The discoveries which this year's Nobel laureates have made have given us answer to questions of fundamental importance for the understanding of the mechanism underlying the transmission between the nerve cells, i.e. at the so-called synapses, and between the nerve terminals and the so-called effector organs, for instance between the motor nerve fibers and the muscle fibers which they innervate. The transmission between the nerve cells, which radically differs from the mechanisms underlying the impulse transmission in the nerve fibers, is mediated by chemical substances, so-called neurotransmitters, which carry the message from one cell to the other. The three scientists have been working independently of each other, but their discoveries all contribute in solving principal questions concerning the neurotransmitters, their storage, release and inactivation.

Dr.
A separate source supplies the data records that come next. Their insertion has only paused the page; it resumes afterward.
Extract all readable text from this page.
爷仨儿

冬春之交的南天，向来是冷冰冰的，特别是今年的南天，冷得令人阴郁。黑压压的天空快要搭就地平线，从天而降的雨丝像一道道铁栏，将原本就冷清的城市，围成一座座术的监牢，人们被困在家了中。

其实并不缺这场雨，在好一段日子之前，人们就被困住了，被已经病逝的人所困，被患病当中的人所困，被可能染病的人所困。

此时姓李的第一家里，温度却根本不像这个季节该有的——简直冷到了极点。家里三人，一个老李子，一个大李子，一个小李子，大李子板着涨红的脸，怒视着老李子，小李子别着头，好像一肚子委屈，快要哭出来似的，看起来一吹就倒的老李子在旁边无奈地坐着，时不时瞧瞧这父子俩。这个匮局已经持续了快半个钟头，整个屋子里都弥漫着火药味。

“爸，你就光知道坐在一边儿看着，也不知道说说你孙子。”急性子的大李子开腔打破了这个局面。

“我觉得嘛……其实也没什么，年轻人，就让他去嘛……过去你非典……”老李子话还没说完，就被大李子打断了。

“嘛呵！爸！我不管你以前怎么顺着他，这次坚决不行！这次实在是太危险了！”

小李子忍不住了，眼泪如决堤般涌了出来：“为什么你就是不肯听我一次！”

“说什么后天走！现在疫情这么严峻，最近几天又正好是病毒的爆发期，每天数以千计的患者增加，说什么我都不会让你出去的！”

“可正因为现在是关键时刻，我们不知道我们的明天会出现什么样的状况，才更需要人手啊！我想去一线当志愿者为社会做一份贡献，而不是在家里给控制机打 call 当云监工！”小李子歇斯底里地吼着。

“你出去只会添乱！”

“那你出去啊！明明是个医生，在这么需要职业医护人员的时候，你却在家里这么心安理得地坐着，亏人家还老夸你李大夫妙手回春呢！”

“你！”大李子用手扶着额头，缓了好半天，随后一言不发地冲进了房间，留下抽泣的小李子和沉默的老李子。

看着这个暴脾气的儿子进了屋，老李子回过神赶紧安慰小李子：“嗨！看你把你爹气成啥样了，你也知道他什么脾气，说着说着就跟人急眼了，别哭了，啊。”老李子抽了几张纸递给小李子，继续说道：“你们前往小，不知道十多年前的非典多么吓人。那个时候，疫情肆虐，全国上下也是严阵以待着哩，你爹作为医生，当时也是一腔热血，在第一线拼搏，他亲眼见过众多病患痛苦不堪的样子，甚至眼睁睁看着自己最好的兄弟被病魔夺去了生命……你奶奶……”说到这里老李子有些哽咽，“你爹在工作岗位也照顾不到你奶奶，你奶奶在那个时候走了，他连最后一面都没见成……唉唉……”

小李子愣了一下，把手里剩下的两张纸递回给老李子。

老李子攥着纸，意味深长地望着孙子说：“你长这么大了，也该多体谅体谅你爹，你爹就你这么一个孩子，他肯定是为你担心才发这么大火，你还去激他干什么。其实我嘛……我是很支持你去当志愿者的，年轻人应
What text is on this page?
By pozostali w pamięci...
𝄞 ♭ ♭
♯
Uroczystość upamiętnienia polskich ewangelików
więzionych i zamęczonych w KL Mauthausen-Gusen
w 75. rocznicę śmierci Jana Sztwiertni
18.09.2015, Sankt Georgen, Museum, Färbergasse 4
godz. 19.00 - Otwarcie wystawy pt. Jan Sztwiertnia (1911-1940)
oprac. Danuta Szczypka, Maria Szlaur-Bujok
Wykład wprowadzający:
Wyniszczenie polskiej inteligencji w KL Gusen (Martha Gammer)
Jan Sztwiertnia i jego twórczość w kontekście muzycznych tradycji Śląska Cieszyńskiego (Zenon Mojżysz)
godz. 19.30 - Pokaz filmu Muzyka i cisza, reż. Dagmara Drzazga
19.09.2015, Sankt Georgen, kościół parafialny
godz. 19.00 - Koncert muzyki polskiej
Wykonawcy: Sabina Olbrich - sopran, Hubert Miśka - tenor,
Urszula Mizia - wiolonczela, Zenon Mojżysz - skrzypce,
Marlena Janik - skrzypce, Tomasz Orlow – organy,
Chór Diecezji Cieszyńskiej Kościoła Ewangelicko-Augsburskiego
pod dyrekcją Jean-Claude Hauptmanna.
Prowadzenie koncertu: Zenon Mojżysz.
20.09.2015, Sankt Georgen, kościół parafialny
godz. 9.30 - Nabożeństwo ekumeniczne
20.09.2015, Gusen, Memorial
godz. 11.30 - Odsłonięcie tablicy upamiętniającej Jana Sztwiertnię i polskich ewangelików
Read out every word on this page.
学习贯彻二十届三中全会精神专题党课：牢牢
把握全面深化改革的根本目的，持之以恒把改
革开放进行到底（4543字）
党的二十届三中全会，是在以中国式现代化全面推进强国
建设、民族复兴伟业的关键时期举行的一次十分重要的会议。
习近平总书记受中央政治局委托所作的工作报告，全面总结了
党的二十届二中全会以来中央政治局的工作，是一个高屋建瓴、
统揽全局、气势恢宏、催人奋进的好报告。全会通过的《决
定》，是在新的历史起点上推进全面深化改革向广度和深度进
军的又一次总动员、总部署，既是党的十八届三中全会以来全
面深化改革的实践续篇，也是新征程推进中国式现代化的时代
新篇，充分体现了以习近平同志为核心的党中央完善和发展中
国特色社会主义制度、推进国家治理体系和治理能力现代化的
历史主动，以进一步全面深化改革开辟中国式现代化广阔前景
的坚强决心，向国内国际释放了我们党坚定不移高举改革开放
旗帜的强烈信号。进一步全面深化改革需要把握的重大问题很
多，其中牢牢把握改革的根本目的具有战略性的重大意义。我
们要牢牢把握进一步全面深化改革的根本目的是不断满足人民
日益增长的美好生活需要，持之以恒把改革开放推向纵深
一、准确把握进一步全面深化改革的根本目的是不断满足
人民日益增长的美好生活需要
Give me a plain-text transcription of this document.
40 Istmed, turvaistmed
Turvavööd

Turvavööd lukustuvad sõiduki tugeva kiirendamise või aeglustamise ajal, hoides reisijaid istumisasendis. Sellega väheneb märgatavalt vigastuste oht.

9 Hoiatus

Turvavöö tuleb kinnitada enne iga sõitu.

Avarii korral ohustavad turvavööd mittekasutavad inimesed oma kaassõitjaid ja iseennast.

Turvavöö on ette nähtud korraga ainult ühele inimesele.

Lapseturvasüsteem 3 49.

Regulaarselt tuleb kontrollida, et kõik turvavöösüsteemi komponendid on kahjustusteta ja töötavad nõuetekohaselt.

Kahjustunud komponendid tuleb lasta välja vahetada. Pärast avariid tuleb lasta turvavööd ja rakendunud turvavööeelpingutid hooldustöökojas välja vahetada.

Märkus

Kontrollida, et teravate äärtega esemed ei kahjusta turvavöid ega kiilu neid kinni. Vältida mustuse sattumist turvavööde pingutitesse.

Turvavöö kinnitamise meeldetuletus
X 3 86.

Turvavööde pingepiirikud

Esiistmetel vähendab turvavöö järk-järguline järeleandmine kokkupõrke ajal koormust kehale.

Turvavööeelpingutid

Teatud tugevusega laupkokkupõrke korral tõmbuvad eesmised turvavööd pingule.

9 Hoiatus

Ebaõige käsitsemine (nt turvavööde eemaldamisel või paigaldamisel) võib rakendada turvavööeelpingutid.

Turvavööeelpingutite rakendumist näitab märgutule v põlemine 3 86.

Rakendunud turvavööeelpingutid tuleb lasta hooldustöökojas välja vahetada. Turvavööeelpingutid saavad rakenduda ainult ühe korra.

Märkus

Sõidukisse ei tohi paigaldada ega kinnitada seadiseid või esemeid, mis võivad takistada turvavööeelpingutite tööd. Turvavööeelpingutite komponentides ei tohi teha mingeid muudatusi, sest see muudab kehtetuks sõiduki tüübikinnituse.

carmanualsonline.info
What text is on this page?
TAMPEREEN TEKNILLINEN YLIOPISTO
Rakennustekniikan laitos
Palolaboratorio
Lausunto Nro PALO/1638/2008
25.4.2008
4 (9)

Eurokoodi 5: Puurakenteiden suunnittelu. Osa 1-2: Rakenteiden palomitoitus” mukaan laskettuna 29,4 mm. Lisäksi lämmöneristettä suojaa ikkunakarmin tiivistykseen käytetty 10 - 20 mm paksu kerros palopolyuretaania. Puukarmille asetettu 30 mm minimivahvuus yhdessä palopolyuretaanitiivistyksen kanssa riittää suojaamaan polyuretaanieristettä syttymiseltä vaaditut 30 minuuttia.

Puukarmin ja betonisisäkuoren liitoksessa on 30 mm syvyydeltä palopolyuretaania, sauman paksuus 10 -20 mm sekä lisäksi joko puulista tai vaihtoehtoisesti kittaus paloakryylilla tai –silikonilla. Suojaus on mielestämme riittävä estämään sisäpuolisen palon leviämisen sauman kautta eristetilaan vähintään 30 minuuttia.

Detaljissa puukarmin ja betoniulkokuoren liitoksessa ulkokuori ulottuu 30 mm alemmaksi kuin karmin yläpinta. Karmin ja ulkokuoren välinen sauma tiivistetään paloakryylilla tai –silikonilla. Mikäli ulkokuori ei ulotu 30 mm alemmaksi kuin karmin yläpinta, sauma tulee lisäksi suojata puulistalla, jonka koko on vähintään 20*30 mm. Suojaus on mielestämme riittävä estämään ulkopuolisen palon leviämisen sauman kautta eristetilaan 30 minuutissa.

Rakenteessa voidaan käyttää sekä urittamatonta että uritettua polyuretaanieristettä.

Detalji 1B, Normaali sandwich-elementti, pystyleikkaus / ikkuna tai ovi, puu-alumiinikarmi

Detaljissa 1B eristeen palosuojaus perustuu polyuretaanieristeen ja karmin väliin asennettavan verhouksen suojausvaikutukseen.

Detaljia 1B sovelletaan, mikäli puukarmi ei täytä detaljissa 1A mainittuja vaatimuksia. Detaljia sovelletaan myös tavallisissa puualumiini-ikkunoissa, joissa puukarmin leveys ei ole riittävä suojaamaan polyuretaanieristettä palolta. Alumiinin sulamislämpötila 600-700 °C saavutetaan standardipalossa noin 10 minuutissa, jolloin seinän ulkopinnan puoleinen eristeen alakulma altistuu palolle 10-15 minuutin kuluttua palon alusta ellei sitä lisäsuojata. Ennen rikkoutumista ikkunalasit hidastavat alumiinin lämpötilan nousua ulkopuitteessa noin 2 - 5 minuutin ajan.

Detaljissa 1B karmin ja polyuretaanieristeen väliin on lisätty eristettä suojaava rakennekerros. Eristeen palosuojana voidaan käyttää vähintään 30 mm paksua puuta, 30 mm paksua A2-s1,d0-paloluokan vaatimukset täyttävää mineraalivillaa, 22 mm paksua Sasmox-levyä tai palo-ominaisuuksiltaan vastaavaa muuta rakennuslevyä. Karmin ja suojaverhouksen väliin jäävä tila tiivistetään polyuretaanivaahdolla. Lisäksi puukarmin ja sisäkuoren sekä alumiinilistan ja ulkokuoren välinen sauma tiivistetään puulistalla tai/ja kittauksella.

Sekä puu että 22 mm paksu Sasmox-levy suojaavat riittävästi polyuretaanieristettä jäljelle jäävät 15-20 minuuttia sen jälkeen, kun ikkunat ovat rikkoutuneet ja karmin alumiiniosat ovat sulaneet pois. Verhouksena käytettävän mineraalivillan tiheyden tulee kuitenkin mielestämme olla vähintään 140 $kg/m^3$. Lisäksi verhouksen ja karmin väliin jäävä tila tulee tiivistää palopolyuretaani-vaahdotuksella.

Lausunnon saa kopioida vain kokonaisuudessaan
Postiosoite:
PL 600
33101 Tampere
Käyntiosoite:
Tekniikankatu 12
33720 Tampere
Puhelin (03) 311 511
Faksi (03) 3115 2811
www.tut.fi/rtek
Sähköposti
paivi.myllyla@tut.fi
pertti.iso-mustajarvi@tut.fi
Julius Axelrod's discoveries concern the mechanisms which regulate the formation of this important transmitter in the nerve cells and the mechanisms which are involved in the inactivation of noradrenaline, partly under the influence of an enzyme discovered by himself.

von Euler's and Axelrod's discoveries have not only increased our knowledge about the transmission in the sympathetic nervous system, they also form the basis for the understanding of the transmission in the central nervous system and its pharmacology. Thus in a very significant way, the laureates have presented basic data about the physical and chemical mechanisms of the synaptic transmission and thus given us basic information about how the messages are mediated between nerve cells. Their discoveries concerning these regulatory mechanisms in the nervous system are fundamental in neurophysiology and neuropharmacology and have greatly stimulated the search for remedies against nervous and mental disturbances.